School officials are saying it’s not even close to what they need, that they’re on a “subsistence budget.”

There are other big-budget wants in the nearly 3 percent increase proposed for this year, including (rather ironically) “affordable housing,” but suffice it to say, these budgetary tensions aren’t going away any time soon. It would be a fool’s hope for some semblance of concern for Wake County taxpayers from county commissioners as long as they are secure in the expectation that they will maintain a liberal/left supermajority.

All that being the case, I was gobsmacked when I read in WRAL that the incentives package to bring Apple to North Carolina “includes 30 years of property tax abatements from Wake County.”

They’re trying to raise property taxes on county residents for the fourth year running — but they want to give Apple 30 years of property tax abatements?

Thirty years? Thirty? That’s a full mortgage term for most people!

Why? Get a load of this:

They want 30 years of stability,” one source said.

Apple wants “30 years of stability”? So do the rest of us! At this point, three years of property tax stability would give Wake County residents a little breathing room.

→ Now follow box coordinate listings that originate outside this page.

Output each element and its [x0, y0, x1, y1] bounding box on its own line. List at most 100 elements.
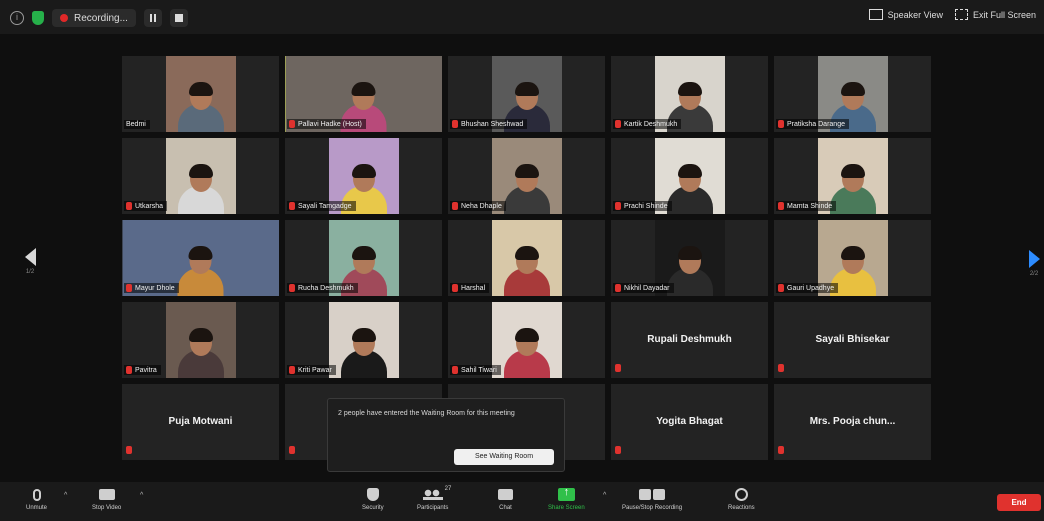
participant-tile[interactable]: Mayur Dhole: [122, 220, 279, 296]
exit-fullscreen-button[interactable]: Exit Full Screen: [954, 9, 1036, 20]
participant-name: Bedmi: [126, 121, 146, 128]
participant-tile[interactable]: Harshal: [448, 220, 605, 296]
participants-icon: [422, 489, 443, 500]
participant-tile[interactable]: Mrs. Pooja chun...: [774, 384, 931, 460]
participant-tile[interactable]: Mamta Shinde: [774, 138, 931, 214]
participants-label: Participants: [417, 505, 449, 511]
reactions-button[interactable]: Reactions: [728, 488, 755, 511]
participants-button[interactable]: 27 Participants: [417, 486, 451, 511]
unmute-button[interactable]: Unmute: [26, 488, 47, 511]
participant-tile[interactable]: Rupali Deshmukh: [611, 302, 768, 378]
speaker-view-icon: [868, 9, 883, 20]
participant-tile[interactable]: Utkarsha: [122, 138, 279, 214]
participant-tile[interactable]: Sayali Tamgadge: [285, 138, 442, 214]
participant-tile[interactable]: Neha Dhaple: [448, 138, 605, 214]
recording-controls-icon: [639, 489, 666, 500]
stop-video-button[interactable]: Stop Video: [92, 488, 121, 511]
participant-name-label: Pallavi Hadke (Host): [287, 119, 366, 129]
video-options-chevron-icon[interactable]: ^: [140, 492, 143, 499]
participant-name: Nikhil Dayadar: [624, 284, 670, 292]
participant-tile[interactable]: Bedmi: [122, 56, 279, 132]
meeting-info-icon[interactable]: i: [10, 11, 24, 25]
participant-name: Neha Dhaple: [461, 202, 502, 210]
participant-tile[interactable]: Kartik Deshmukh: [611, 56, 768, 132]
meeting-toolbar: Unmute ^ Stop Video ^ Security 27 Partic…: [0, 482, 1044, 521]
participant-name: Harshal: [461, 284, 486, 292]
stop-recording-button[interactable]: [169, 9, 188, 27]
recording-dot-icon: [60, 14, 68, 22]
participant-tile[interactable]: Bhushan Sheshwad: [448, 56, 605, 132]
recording-indicator: Recording...: [52, 9, 136, 27]
participants-count: 27: [444, 486, 452, 492]
participant-name: Bhushan Sheshwad: [461, 120, 524, 128]
pause-recording-button[interactable]: [143, 9, 162, 27]
participant-name: Utkarsha: [135, 202, 164, 210]
participant-tile[interactable]: Pratiksha Darange: [774, 56, 931, 132]
muted-microphone-icon: [778, 446, 784, 454]
muted-microphone-icon: [778, 120, 784, 128]
participant-tile[interactable]: Sahil Tiwari: [448, 302, 605, 378]
muted-microphone-icon: [289, 202, 295, 210]
participant-tile[interactable]: Pallavi Hadke (Host): [285, 56, 442, 132]
muted-microphone-icon: [778, 202, 784, 210]
participant-name-label: Kartik Deshmukh: [613, 119, 682, 129]
encryption-shield-icon[interactable]: [32, 11, 44, 25]
participant-name: Pavitra: [135, 366, 157, 374]
participant-tile[interactable]: Pavitra: [122, 302, 279, 378]
muted-microphone-icon: [778, 284, 784, 292]
muted-microphone-icon: [615, 284, 621, 292]
reactions-smiley-icon: [734, 488, 748, 501]
chat-bubble-icon: [498, 489, 513, 500]
participant-video: [491, 302, 562, 378]
participant-name-label: Nikhil Dayadar: [613, 283, 674, 293]
audio-options-chevron-icon[interactable]: ^: [64, 492, 67, 499]
muted-microphone-icon: [615, 120, 621, 128]
muted-microphone-icon: [452, 202, 458, 210]
participant-tile[interactable]: Rucha Deshmukh: [285, 220, 442, 296]
share-screen-button[interactable]: Share Screen: [548, 488, 585, 511]
share-options-chevron-icon[interactable]: ^: [603, 492, 606, 499]
participant-tile[interactable]: Kriti Pawar: [285, 302, 442, 378]
participant-name-label: Mayur Dhole: [124, 283, 179, 293]
chat-button[interactable]: Chat: [498, 488, 513, 511]
participant-video: [491, 220, 562, 296]
muted-microphone-icon: [289, 366, 295, 374]
participant-name: Pratiksha Darange: [787, 120, 845, 128]
participant-name: Mayur Dhole: [135, 284, 175, 292]
participant-tile[interactable]: Puja Motwani: [122, 384, 279, 460]
next-page-button[interactable]: 2/2: [1024, 250, 1044, 290]
reactions-label: Reactions: [728, 505, 755, 511]
participant-name-label: Bedmi: [124, 120, 150, 129]
participant-name: Kriti Pawar: [298, 366, 332, 374]
participant-name-label: Mamta Shinde: [776, 201, 837, 211]
participant-name: Rucha Deshmukh: [298, 284, 354, 292]
participant-name: Yogita Bhagat: [656, 416, 723, 427]
participant-tile[interactable]: Sayali Bhisekar: [774, 302, 931, 378]
muted-microphone-icon: [289, 120, 295, 128]
pause-stop-recording-button[interactable]: Pause/Stop Recording: [622, 488, 682, 511]
participant-name: Mamta Shinde: [787, 202, 833, 210]
participant-tile[interactable]: Prachi Shinde: [611, 138, 768, 214]
muted-microphone-icon: [615, 446, 621, 454]
participant-tile[interactable]: Gauri Upadhye: [774, 220, 931, 296]
participant-tile[interactable]: Yogita Bhagat: [611, 384, 768, 460]
exit-fullscreen-icon: [954, 9, 968, 20]
participant-name: Sahil Tiwari: [461, 366, 497, 374]
meeting-top-bar: i Recording... Speaker View Exit Full Sc…: [0, 0, 1044, 34]
participant-name-label: Gauri Upadhye: [776, 283, 839, 293]
participant-tile[interactable]: Nikhil Dayadar: [611, 220, 768, 296]
muted-microphone-icon: [126, 284, 132, 292]
participant-name-label: Sayali Tamgadge: [287, 201, 356, 211]
see-waiting-room-button[interactable]: See Waiting Room: [454, 449, 554, 465]
participant-name: Gauri Upadhye: [787, 284, 835, 292]
participant-name-label: Kriti Pawar: [287, 365, 336, 375]
security-button[interactable]: Security: [362, 488, 384, 511]
previous-page-button[interactable]: 1/2: [20, 248, 40, 288]
participant-name-label: Harshal: [450, 283, 490, 293]
muted-microphone-icon: [126, 366, 132, 374]
muted-microphone-icon: [452, 120, 458, 128]
end-meeting-button[interactable]: End: [997, 494, 1041, 511]
participant-video: [165, 302, 236, 378]
speaker-view-button[interactable]: Speaker View: [868, 9, 943, 20]
participant-name-label: Sahil Tiwari: [450, 365, 501, 375]
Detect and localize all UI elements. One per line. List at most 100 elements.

And is Wake County a stagnant backwater in such dire need of some employer, any employer, that it maybe should consider such an enormous concession, regardless of how frequently they’ve hit up residents for more and more taxes? Absolutely not. It’s one of the fastest growing counties in the United States.

Wake County residents I’m sure will be happy to make room for Apple, but they shouldn’t have to cover Apple’s property taxes as their own taxes keep rising, let alone do so for three whole decades. Wake County’s leaders should tell Apple come on in, but you can worry about stability like the rest of county property owners.